²  [Decreto-Lei nº. 44579 de 19 de Setembro de 1962, com efeitos a partir a de 1 de Janeiro de 1963]
  
                                                                                                      
                                                                                                                             Passamos a grande ilha da Madeira,
                                                                                                             Que de muito arvoredo assim se chama,

                                                                                                                                           (Lusíadas, C. V. V.)

                                                                                  



A salto

A diáspora, tem como destino, principalmente, países como a França e a Alemanha: os países mais batidos pela II guerra. Os mancebos refratários, com a cumplicidade dos progenitores, desertam da obrigatoriedade, ‘voluntária’, de se apresentarem para cumprir o serviço militar e, nos esconsos da noite, com a ajuda de ‘passadores’ pagos a peso de ouro, atravessam as fronteiras «a salto», acoitando-se, clandestinamente, nos subúrbios que lhes são oferecidos como destino, ficando, à deriva, entregues a ‘engajadores’ sem escrúpulos que os despoja do último tostão, sendo empurrados para os tugúrios da exploração, continuando, ainda, a retribuir-lhes «o acolhimento» com o esforço do seu trabalho na construção de cidades ao ponto de muitos serem obrigados a viver em barracas dos conhecidos bidonvilles¹ ou dormir debaixo das pontes.

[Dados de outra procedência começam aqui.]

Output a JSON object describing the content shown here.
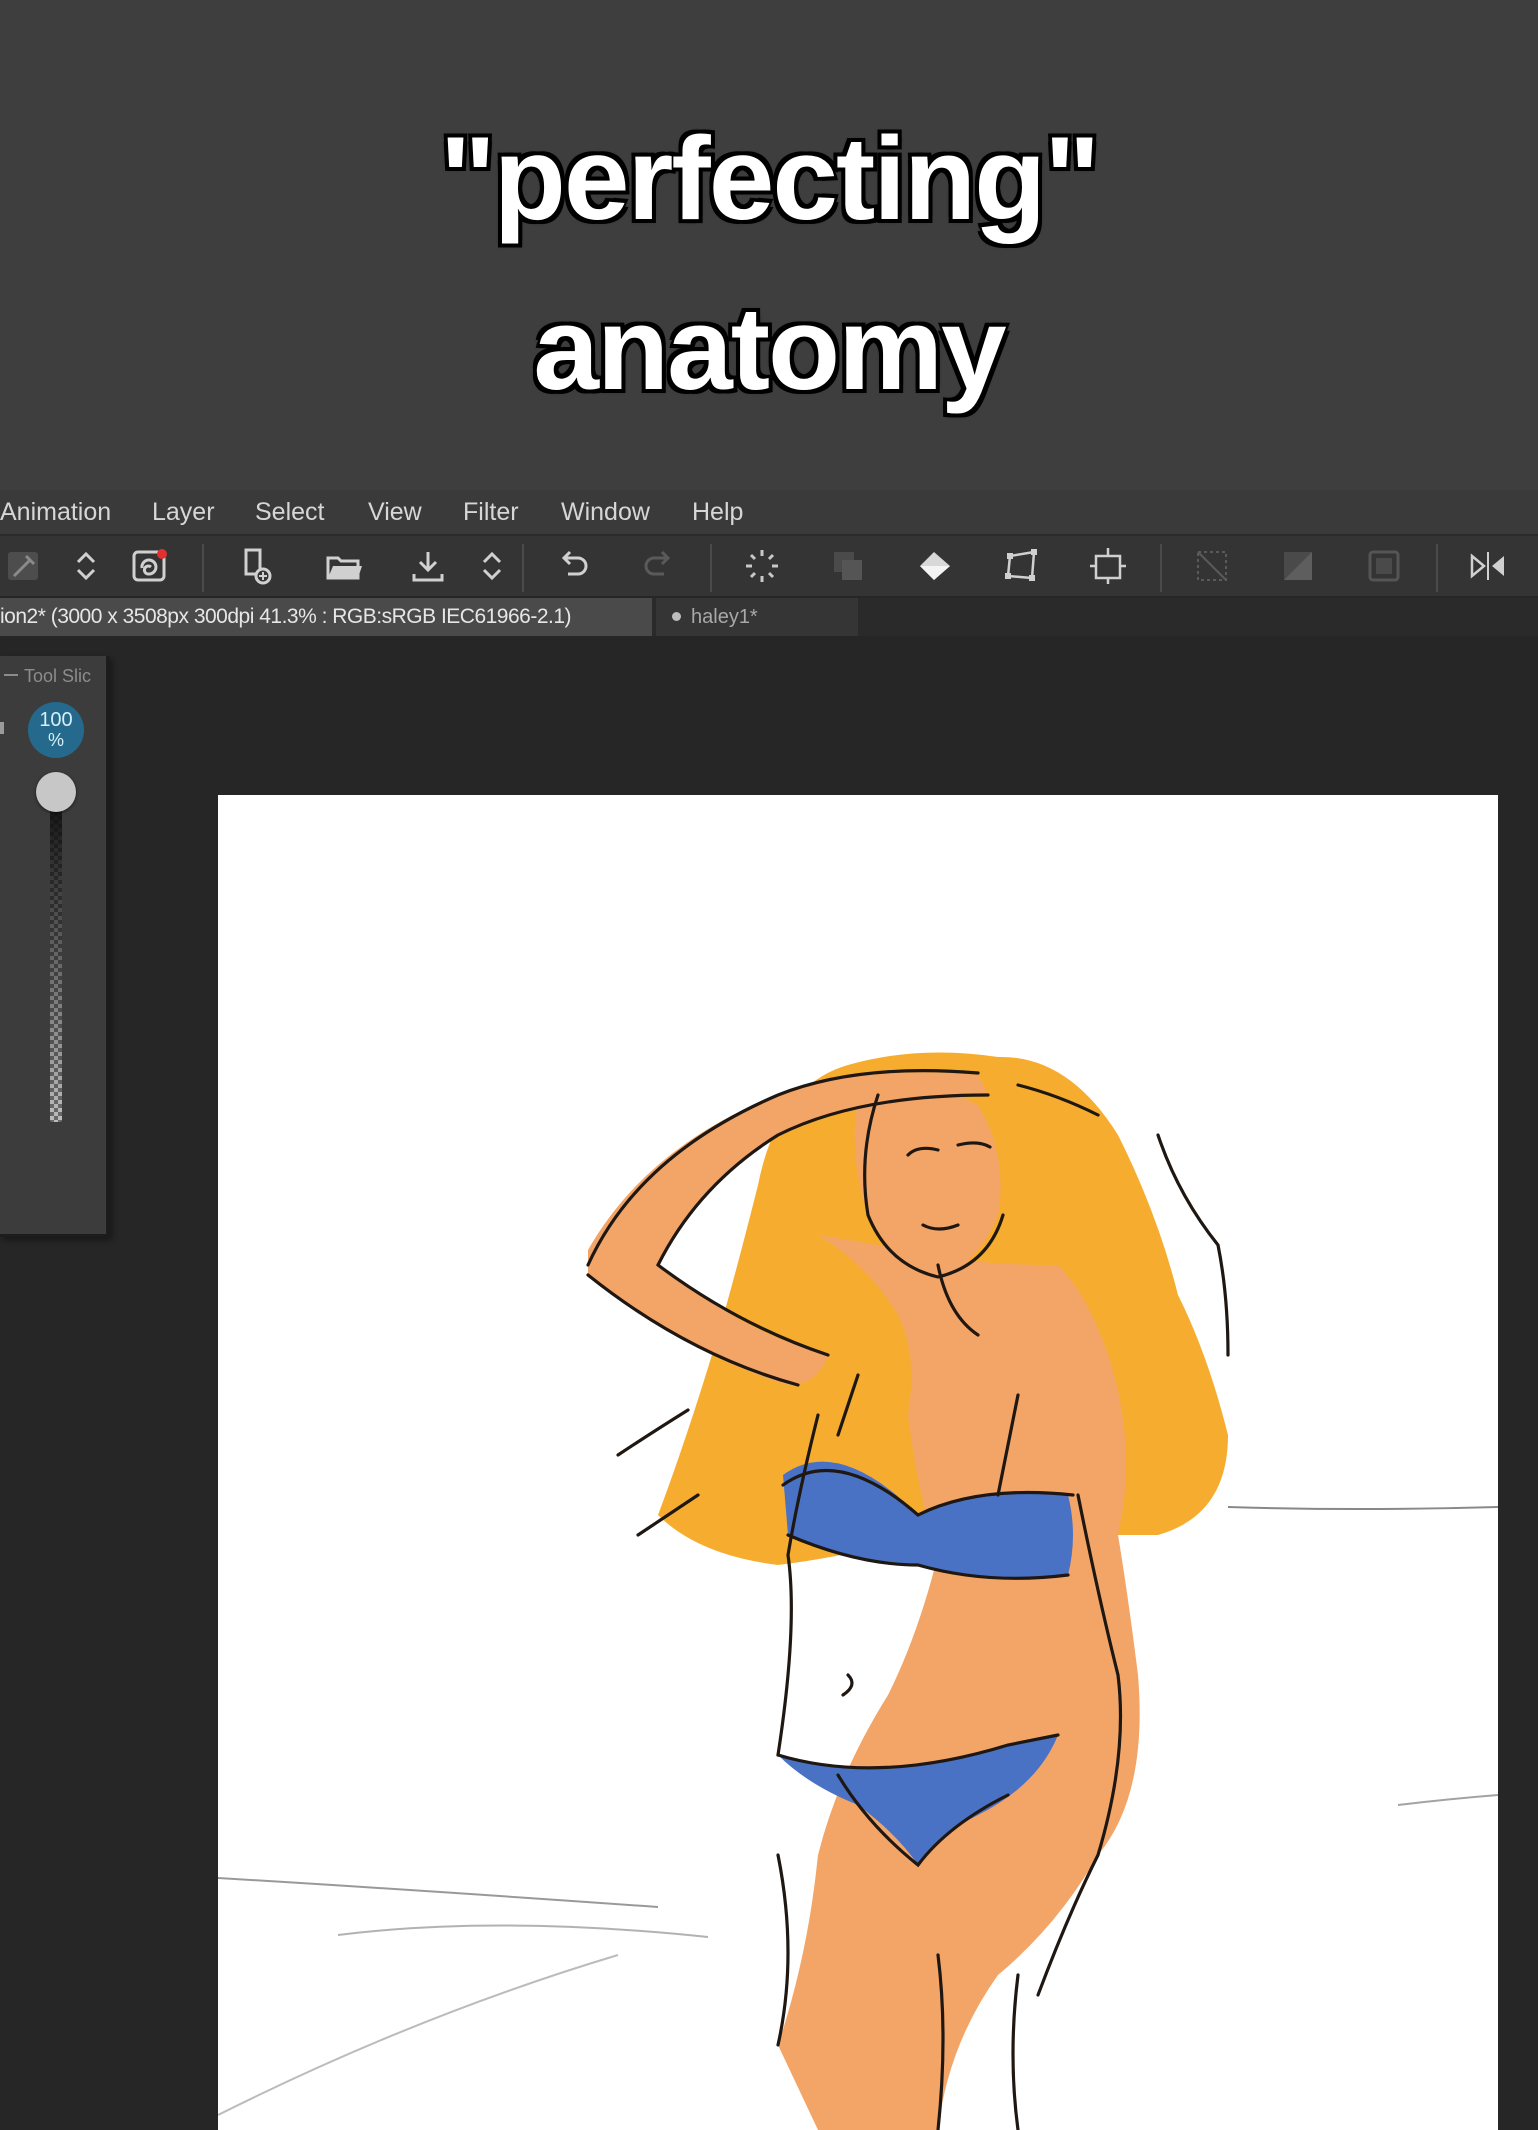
{
  "caption": {
    "line1": "\"perfecting\"",
    "line2": "anatomy"
  },
  "menu": [
    {
      "label": "Animation"
    },
    {
      "label": "Layer"
    },
    {
      "label": "Select"
    },
    {
      "label": "View"
    },
    {
      "label": "Filter"
    },
    {
      "label": "Window"
    },
    {
      "label": "Help"
    }
  ],
  "toolbar": {
    "icons": [
      "eyedropper-icon",
      "stepper-icon",
      "swirl-icon",
      "new-document-icon",
      "open-folder-icon",
      "save-icon",
      "stepper-icon",
      "undo-icon",
      "redo-icon",
      "loading-icon",
      "copy-layer-icon",
      "fill-icon",
      "transform-icon",
      "crop-icon",
      "deselect-icon",
      "invert-selection-icon",
      "frame-icon",
      "mirror-icon"
    ]
  },
  "tabs": {
    "active": "ion2* (3000 x 3508px 300dpi 41.3% : RGB:sRGB IEC61966-2.1)",
    "inactive": "haley1*"
  },
  "tool_slider": {
    "title": "Tool Slic",
    "percent_value": "100",
    "percent_unit": "%",
    "level": 1.0
  },
  "colors": {
    "hair": "#f6ad2f",
    "skin": "#f3a567",
    "bikini": "#4a72c4",
    "lineart": "#1f1712",
    "accent": "#256a8c"
  }
}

«Os que dão «o salto», fugindo à guerra, vão ganhar a vida; os que vêm para a guerra, provavelmente, vão perdê-la»

_________________
¹Bairros de Lata. Nesta época, também as nossas cidades, principalmente a Lisboa que eu conheço, estavam juncadas, ao seu redor, de toscas barracas de madeira e zinco, sem água, sem luz, nem esgotos, coabitadas por numerosas famílias de «migrantes» oriundas do norte, das beiras e outros cantos do país, que aí residiam promiscuamente.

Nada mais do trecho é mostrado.